The phrase wasn't concocted by the right wing, it's was coined by a left-winger as an explicit plan of approach: https://en.wikipedia.org/wiki/Long_march_through_the_institu...

  • > To extend the base of the student movement, Rudi Dutschke has proposed the strategy of the long march through the institutions: working against the established institutions while working within them, but not simply by 'boring from within', rather by 'doing the job', learning (how to program and read computers, how to teach at all levels of education, how to use the mass media, how to organize production, how to recognize and eschew planned obsolescence, how to design, et cetera), and at the same time preserving one's own consciousness in working with others.

    I'm going to go out on a limb and say that a German student activist's definitionally anodyne proposal to engage with society and barely referenced in the decades since has probably been coopted more than a little to concoct a new boogeyman for the right wing.

  • Yes, often one wing of political thought leaders will adopt terms and ideas from the other wing to serve as a foundation for their theories. I never suggested that the term itself was invented by someone on the right, merely that it’s a term widely used to describe the very specific idea of a calculated political effort to expel conservatives from academia. Ironically, Rudi’s ambitions were much more grand than simply transforming academia, he wanted to transform society.

    Anyway, what you presented is not a “gotcha”, despite the fact that I’ve heard it a million times when engaging with right wing “intellectuals”. It’s still a conspiracy theory.

It's not especially a "right wing theory" anymore than climate change is a "left wing theory"

https://www.theatlantic.com/ideas/archive/2025/05/conservati...

  • You misunderstand, the idea of the “Long March Through the Institutions” is that innocent conservative intellectuals are the victims of a central, coordinated campaign for them to be expelled from academia in order to transform academia into an institution that serves leftwing agendas.
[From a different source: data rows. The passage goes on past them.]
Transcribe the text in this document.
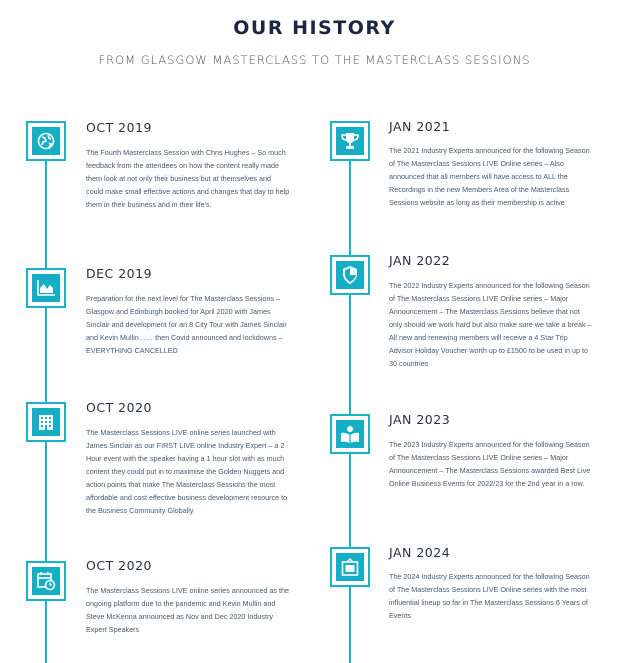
OUR HISTORY
FROM GLASGOW MASTERCLASS TO THE MASTERCLASS SESSIONS
OCT 2019
The Fourth Masterclass Session with Chris Hughes – So much feedback from the attendees on how the content really made them look at not only their business but at themselves and could make small effective actions and changes that day to help them in their business and in their life's.
DEC 2019
Preparation for the next level for The Masterclass Sessions – Glasgow and Edinburgh booked for April 2020 with James Sinclair and development for an 8 City Tour with James Sinclair and Kevin Mullin…… then Covid announced and lockdowns – EVERYTHING CANCELLED
OCT 2020
The Masterclass Sessions LIVE online series launched with James Sinclair as our FIRST LIVE online Industry Expert – a 2 Hour event with the speaker having a 1 hour slot with as much content they could put in to maximise the Golden Nuggets and action points that make The Masterclass Sessions the most affordable and cost effective business development resource to the Business Community Globally
OCT 2020
The Masterclass Sessions LIVE online series announced as the ongoing platform due to the pandemic and Kevin Mullin and Steve McKenna announced as Nov and Dec 2020 Industry Expert Speakers
JAN 2021
The 2021 Industry Experts announced for the following Season of The Masterclass Sessions LIVE Online series – Also announced that all members will have access to ALL the Recordings in the new Members Area of the Masterclass Sessions website as long as their membership is active
JAN 2022
The 2022 Industry Experts announced for the following Season of The Masterclass Sessions LIVE Online series – Major Announcement – The Masterclass Sessions believe that not only should we work hard but also make sure we take a break – All new and renewing members will receive a 4 Star Trip Advisor Holiday Voucher worth up to £1500 to be used in up to 30 countries
JAN 2023
The 2023 Industry Experts announced for the following Season of The Masterclass Sessions LIVE Online series – Major Announcement – The Masterclass Sessions awarded Best Live Online Business Events for 2022/23 for the 2nd year in a row.
JAN 2024
The 2024 Industry Experts announced for the following Season of The Masterclass Sessions LIVE Online series with the most influential lineup so far in The Masterclass Sessions 6 Years of Events
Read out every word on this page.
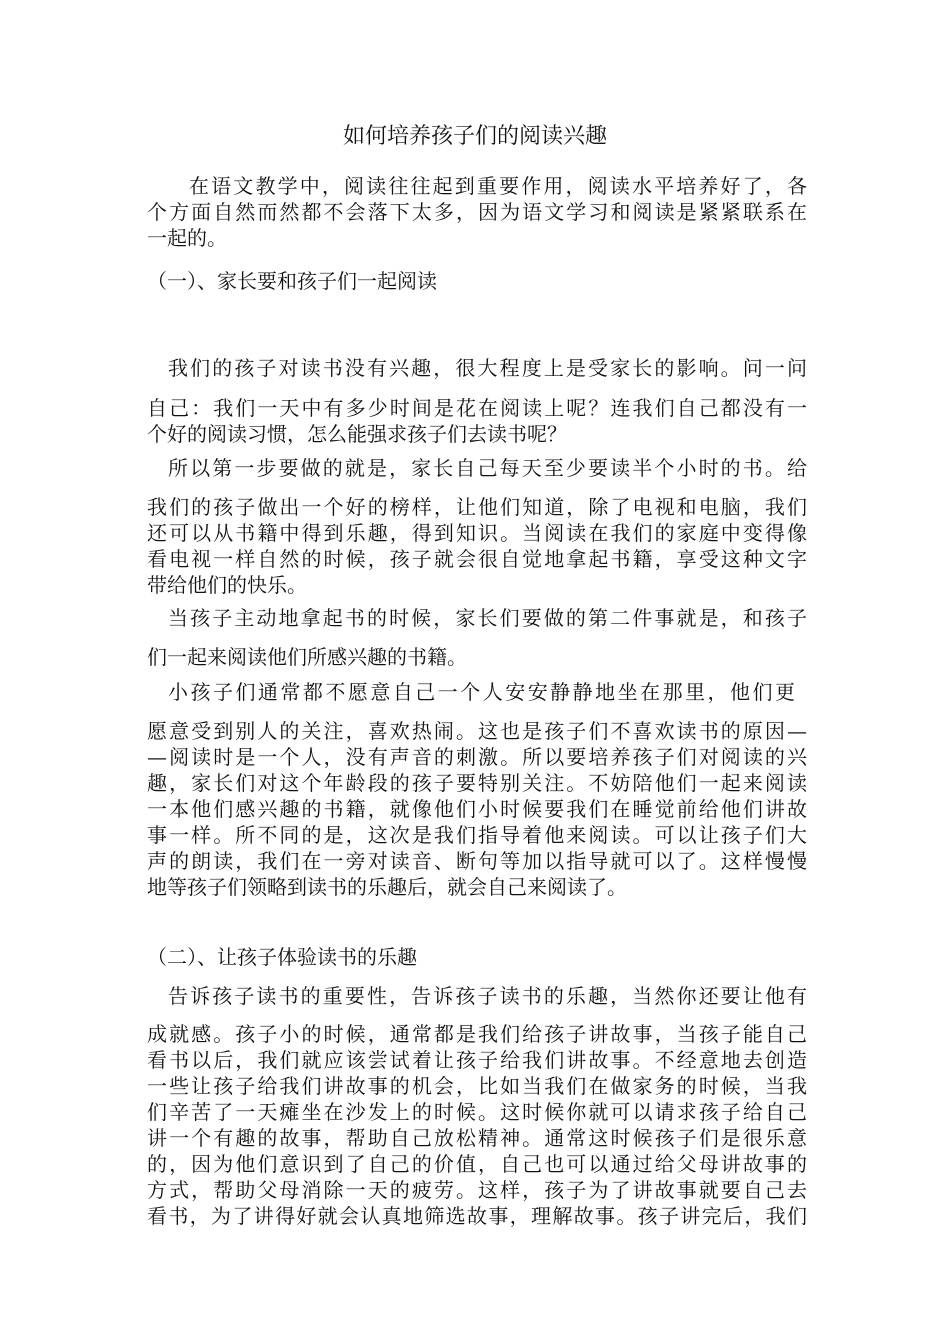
如何培养孩子们的阅读兴趣
在语文教学中，阅读往往起到重要作用，阅读水平培养好了，各
个方面自然而然都不会落下太多，因为语文学习和阅读是紧紧联系在
一起的。
（一）、家长要和孩子们一起阅读
我们的孩子对读书没有兴趣，很大程度上是受家长的影响。问一问
自己：我们一天中有多少时间是花在阅读上呢？连我们自己都没有一
个好的阅读习惯，怎么能强求孩子们去读书呢？
所以第一步要做的就是，家长自己每天至少要读半个小时的书。给
我们的孩子做出一个好的榜样，让他们知道，除了电视和电脑，我们
还可以从书籍中得到乐趣，得到知识。当阅读在我们的家庭中变得像
看电视一样自然的时候，孩子就会很自觉地拿起书籍，享受这种文字
带给他们的快乐。
当孩子主动地拿起书的时候，家长们要做的第二件事就是，和孩子
们一起来阅读他们所感兴趣的书籍。
小孩子们通常都不愿意自己一个人安安静静地坐在那里，他们更
愿意受到别人的关注，喜欢热闹。这也是孩子们不喜欢读书的原因—
—阅读时是一个人，没有声音的刺激。所以要培养孩子们对阅读的兴
趣，家长们对这个年龄段的孩子要特别关注。不妨陪他们一起来阅读
一本他们感兴趣的书籍，就像他们小时候要我们在睡觉前给他们讲故
事一样。所不同的是，这次是我们指导着他来阅读。可以让孩子们大
声的朗读，我们在一旁对读音、断句等加以指导就可以了。这样慢慢
地等孩子们领略到读书的乐趣后，就会自己来阅读了。
（二）、让孩子体验读书的乐趣
告诉孩子读书的重要性，告诉孩子读书的乐趣，当然你还要让他有
成就感。孩子小的时候，通常都是我们给孩子讲故事，当孩子能自己
看书以后，我们就应该尝试着让孩子给我们讲故事。不经意地去创造
一些让孩子给我们讲故事的机会，比如当我们在做家务的时候，当我
们辛苦了一天瘫坐在沙发上的时候。这时候你就可以请求孩子给自己
讲一个有趣的故事，帮助自己放松精神。通常这时候孩子们是很乐意
的，因为他们意识到了自己的价值，自己也可以通过给父母讲故事的
方式，帮助父母消除一天的疲劳。这样，孩子为了讲故事就要自己去
看书，为了讲得好就会认真地筛选故事，理解故事。孩子讲完后，我们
It’s an explicit rejection that such a transformation could occur naturally, and can fairly be considered a conspiracy theory by the mainstream specifically because it meets Barkun’s criteria for conspiracy theories:

      - nothing happens by accident
      - nothing is as it seems
      - everything is connected
    

    as well as the lack of a smoking gun.

    • I don't really buy that idea, but like the one black guy at the Country Line Dance, you get the strong vibe you are not in the right place, and kind of just want to leave, regardless of how people are upfront treating you.